Garcilaso de la Vega

His poetic career has three creative periods:

  • The influence of the Cancionero poetry, which features octosyllabic compositions alternating with the first Italian forms. It uses wordplay.
  • The stage where he imitates Petrarch, internalizing love. Nature is used as a framework for reflection and a means to portray his beloved.
  • The fullness of creation. He offers formal and sober compositions that are naturally expressive.

The Work

The poetic work, prepared and published by his friend Boscán in 1543, is scarce. It covers an epistle in verse, two elegies, three Eclogues, five songs, thirty-eight sonnets, and some samples of traditional poetry.
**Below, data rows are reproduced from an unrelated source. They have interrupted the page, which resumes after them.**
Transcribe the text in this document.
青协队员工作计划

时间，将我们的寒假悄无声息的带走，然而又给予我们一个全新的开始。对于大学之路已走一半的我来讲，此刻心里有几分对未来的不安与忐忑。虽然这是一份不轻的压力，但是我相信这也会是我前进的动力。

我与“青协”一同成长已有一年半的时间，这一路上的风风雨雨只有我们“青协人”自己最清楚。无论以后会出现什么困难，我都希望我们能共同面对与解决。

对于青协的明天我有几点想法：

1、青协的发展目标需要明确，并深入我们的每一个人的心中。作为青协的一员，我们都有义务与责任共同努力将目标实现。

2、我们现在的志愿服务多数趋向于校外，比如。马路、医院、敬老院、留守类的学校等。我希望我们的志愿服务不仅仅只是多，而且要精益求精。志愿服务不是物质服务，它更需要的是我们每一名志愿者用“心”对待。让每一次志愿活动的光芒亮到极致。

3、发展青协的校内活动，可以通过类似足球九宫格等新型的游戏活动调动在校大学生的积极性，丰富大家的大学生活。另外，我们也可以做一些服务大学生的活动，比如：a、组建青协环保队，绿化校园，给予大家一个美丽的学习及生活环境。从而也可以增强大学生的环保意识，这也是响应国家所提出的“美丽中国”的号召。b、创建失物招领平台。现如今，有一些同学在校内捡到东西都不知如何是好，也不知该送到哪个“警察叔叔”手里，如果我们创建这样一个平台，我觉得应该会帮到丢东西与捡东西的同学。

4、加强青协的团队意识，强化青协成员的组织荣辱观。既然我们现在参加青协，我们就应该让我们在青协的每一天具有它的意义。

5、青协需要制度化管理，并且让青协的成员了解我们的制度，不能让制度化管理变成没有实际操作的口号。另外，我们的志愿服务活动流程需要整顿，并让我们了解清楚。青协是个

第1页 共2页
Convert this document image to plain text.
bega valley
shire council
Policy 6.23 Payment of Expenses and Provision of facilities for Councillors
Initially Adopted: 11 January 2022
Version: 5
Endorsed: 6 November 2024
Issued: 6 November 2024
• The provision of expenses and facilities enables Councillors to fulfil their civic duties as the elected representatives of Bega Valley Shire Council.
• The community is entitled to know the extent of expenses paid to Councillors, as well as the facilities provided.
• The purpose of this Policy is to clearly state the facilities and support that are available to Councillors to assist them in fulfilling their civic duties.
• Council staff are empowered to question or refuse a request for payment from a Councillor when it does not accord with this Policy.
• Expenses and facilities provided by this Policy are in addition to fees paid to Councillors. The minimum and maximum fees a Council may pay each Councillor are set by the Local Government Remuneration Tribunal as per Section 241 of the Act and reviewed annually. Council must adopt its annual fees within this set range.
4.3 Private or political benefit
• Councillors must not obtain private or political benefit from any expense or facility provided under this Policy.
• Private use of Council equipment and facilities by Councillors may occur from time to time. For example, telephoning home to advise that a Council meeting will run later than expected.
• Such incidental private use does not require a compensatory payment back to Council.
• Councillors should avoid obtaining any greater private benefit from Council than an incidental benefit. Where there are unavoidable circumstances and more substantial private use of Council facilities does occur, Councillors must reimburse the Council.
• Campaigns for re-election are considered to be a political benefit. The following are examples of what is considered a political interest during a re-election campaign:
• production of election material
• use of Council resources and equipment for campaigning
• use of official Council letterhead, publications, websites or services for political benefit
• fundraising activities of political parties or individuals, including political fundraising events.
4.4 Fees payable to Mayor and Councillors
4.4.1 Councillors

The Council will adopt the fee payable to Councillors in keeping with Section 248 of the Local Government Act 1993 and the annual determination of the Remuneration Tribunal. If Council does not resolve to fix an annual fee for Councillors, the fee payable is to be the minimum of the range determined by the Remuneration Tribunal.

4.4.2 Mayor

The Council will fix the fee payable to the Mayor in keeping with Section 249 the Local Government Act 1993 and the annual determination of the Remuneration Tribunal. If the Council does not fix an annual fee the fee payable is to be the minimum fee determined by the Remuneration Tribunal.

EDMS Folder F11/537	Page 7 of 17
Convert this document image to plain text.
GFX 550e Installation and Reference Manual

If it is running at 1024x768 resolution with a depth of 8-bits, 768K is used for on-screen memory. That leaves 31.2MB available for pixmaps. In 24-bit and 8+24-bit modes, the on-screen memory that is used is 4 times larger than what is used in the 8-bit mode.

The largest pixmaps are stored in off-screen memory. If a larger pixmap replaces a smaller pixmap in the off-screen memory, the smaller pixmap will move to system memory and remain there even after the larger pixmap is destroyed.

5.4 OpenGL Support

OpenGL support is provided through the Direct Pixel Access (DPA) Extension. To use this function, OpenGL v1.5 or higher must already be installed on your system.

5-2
In Eclogue I, Salicio complains of the disdain of his beloved Galatea, while Nemoroso mourns his beloved Elisa. In Eclogue III, the poet draws on his own experience of love.

Poetic Themes

The predominant theme is love, which shows Neoplatonic features with Petrarchan traces: indifference of the beloved, the lover’s pain, oscillating between hope and despair, and secret love. Another of his themes is the locus amoenus.

Style

He uses antithesis, opposition, and word games. Later, he seeks harmony, and his language is natural and elegant. He uses bimembrations and numbering parallels that give simplicity and fluidity.

Fray Luis de León

He imposed a Platonic and Christian humanism. He was ascetic: a person who wants to get in touch with God, trying to cleanse the inside to come into contact with divinity.

He was forbidden to translate the Bible, and because of that, Fray Luis was imprisoned, and his works are arranged thus.

The original poetry is brief, consisting of less than forty poems, published by Quevedo in 1637. Generally, they fall into three periods:

  • Before prison: includes Ode to the Retired Life and the Prophecy of the Tagus. Shows desire for solitude and contempt for worldly pleasures.
  • Verses composed in jail: Night, Ascension, Serenity, and religious content. He complains about the injustice of his imprisonment in Al out of jail.
  • Works written after prison: Ode to Salinas, Ode to Felipe Ruiz. They reveal a spiritual mysticism, a nostalgic longing for harmony or peace.

Oda: It is a hymn of praise to something concrete or someone.

Poetic Ideas and Influences

The dominant motifs in the poetry of Fray Luis de León are nature, longing for the countryside at night, and music. All are rooted in the classical tradition: Neoplatonic, Pythagorean, or Stoic.

  • From Neoplatonism, he takes the ideal vision of a universe ruled by harmony.
  • From the Pythagoreans, he agrees that everything can be reduced to numbers; also, celestial bodies and the universe are a perfect harmony.
  • In adopting the Stoic philosophy of mediocritas aura, living according to the natural order and the ability to meet the challenges of life.

Of these ideas comes the search for a rested life (we want to escape to a place where peace will reign forever and harmony away from everything), which develops the topic beatus ille.

Style

He uses the lira, which allows rhythmic variations.

Several of his poems provide a conversational character, with enumerations, exclamations, and rhetorical questions. There is a perfect symmetry in the construction of the stanzas and a citizen or formal lexical selection.